Iraq Survey Group to Star in Late Night Infomercials

From Holden:

Miss Cleo must be running the Iraq Survey Group these days. Since the ISG, trumpeted ad naseum by the White House as keen to find those elusive Iraqi WMDs, has been unable to find diddly it appears that the group’s mission has changed:

Having failed to find banned weapons in Iraq (news – web sites), the CIA (news – web sites) is preparing a final report on its search that will speculate on what the deposed regime’s capabilities might have looked like years from now if left unchecked, according to congressional and intelligence officials.

The CIA plans for the report, due next month, to project as far as 2008 what Iraq might have achieved in its illegal weapons programs if the United States had not invaded the country last year, the officials said.

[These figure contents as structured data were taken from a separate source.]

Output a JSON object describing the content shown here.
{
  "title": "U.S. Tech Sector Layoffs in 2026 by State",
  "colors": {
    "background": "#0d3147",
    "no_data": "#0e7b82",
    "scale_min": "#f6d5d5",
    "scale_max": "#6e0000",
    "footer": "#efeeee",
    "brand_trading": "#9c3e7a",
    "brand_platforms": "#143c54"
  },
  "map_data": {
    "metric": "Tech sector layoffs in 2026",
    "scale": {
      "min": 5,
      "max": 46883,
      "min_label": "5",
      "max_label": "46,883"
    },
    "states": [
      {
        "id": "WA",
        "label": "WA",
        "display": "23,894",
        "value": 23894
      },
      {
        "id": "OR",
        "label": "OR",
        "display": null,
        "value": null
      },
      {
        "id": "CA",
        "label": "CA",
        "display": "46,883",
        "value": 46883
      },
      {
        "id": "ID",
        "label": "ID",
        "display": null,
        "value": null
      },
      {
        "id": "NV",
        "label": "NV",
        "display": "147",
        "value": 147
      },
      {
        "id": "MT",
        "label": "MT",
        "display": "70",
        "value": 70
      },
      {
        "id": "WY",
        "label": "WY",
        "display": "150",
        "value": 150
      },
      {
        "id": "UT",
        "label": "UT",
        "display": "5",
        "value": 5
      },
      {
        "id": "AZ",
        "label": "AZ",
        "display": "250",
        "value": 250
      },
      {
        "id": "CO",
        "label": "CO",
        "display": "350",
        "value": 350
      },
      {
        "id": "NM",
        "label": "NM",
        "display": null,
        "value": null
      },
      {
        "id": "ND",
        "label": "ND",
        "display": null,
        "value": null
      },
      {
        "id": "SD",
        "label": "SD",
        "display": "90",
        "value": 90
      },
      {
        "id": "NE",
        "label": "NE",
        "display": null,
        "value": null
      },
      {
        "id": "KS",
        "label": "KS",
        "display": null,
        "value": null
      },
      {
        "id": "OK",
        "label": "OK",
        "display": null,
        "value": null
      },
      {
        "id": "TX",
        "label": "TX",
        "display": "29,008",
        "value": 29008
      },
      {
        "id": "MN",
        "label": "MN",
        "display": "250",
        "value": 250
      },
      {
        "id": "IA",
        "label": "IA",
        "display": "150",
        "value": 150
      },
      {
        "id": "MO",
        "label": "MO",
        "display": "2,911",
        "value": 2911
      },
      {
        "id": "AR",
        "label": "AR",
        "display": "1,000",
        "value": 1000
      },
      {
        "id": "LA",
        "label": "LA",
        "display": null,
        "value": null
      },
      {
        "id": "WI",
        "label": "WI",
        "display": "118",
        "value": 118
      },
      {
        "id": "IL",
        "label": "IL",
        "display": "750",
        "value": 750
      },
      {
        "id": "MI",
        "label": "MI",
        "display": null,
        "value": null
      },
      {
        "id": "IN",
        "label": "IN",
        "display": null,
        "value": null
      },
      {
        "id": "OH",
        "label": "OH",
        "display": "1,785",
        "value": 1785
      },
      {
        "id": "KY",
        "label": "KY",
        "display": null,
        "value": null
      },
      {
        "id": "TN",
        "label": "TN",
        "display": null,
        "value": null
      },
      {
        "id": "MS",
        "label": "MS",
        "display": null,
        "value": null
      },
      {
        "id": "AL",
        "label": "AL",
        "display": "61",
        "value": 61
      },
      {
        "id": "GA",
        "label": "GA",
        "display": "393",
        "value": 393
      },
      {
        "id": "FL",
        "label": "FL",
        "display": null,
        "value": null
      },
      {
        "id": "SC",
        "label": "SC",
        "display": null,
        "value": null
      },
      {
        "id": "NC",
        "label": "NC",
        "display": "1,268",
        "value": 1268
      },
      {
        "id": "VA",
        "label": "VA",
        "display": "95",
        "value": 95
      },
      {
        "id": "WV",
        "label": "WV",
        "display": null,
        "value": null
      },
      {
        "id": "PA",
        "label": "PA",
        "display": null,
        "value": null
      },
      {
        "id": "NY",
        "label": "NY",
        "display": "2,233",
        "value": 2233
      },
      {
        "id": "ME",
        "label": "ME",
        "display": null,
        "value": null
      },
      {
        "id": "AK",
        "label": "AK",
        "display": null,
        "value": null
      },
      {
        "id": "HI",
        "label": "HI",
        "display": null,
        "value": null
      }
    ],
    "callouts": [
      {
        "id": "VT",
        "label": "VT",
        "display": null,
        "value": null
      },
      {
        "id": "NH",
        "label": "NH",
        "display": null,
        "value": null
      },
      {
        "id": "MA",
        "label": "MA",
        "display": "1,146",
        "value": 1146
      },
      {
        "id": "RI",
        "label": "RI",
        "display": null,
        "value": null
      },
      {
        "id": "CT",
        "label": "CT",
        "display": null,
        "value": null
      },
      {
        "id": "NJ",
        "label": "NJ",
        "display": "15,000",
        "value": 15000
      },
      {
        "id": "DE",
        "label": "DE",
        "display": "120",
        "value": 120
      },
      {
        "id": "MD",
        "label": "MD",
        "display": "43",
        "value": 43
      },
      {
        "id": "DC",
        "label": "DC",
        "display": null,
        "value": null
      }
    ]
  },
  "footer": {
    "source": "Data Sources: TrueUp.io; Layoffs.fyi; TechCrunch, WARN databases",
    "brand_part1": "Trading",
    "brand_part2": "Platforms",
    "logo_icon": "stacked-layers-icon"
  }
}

The new direction of the inquiry is seen by some officials as an attempt to obscure the fact that no banned weapons — or even evidence of active programs — have been found, and instead emphasize theories that Iraq may have been planning to revive its programs.

[snip]

Rep. Jane Harman (news, bio, voting record) (D-Venice) protested the decision in a sharply worded letter to acting CIA Director John E. McLaughlin last week. Trying to forecast Iraq’s weapons capabilities four years into the future would be, “by definition, highly speculative” and “inconsistent with the original mission of the Iraq Survey Group,” Harman wrote, according to a copy of the letter obtained by The Times.

Such an effort would be a significant departure for a survey group whose primary mission when it was established last year was to locate and destroy stockpiles of chemical and biological weapons that the CIA and other agencies believed were hidden across Iraq.

David Kay, who led the group before resigning in January, said that speculating on Iraq’s future capabilities was never part of the team’s mission.

“Absolutely not,” Kay said in a telephone interview Thursday. “We were to search for Iraq’s weapons of mass destruction. No one ever suggested to me in any of the discussions before I took the job, afterward, or even when I left, that [assessing Iraq’s future capabilities] was a thing that should have been done.”

Kay and others also questioned how such an assessment would be possible given the disarray that characterized President Saddam Hussein (news – web sites)’s government in recent years and external events that had altered the flow of illicit weapons technologies around the world.

[snip]

“The case made by the Bush White House was that [Iraq] was an imminent threat that must be dealt with today,” said a senior congressional official who spoke on condition of anonymity. “Coming out later and saying [Hussein] would have had the weapons in 2006 or 2008 … is basically a way to justify preemption.”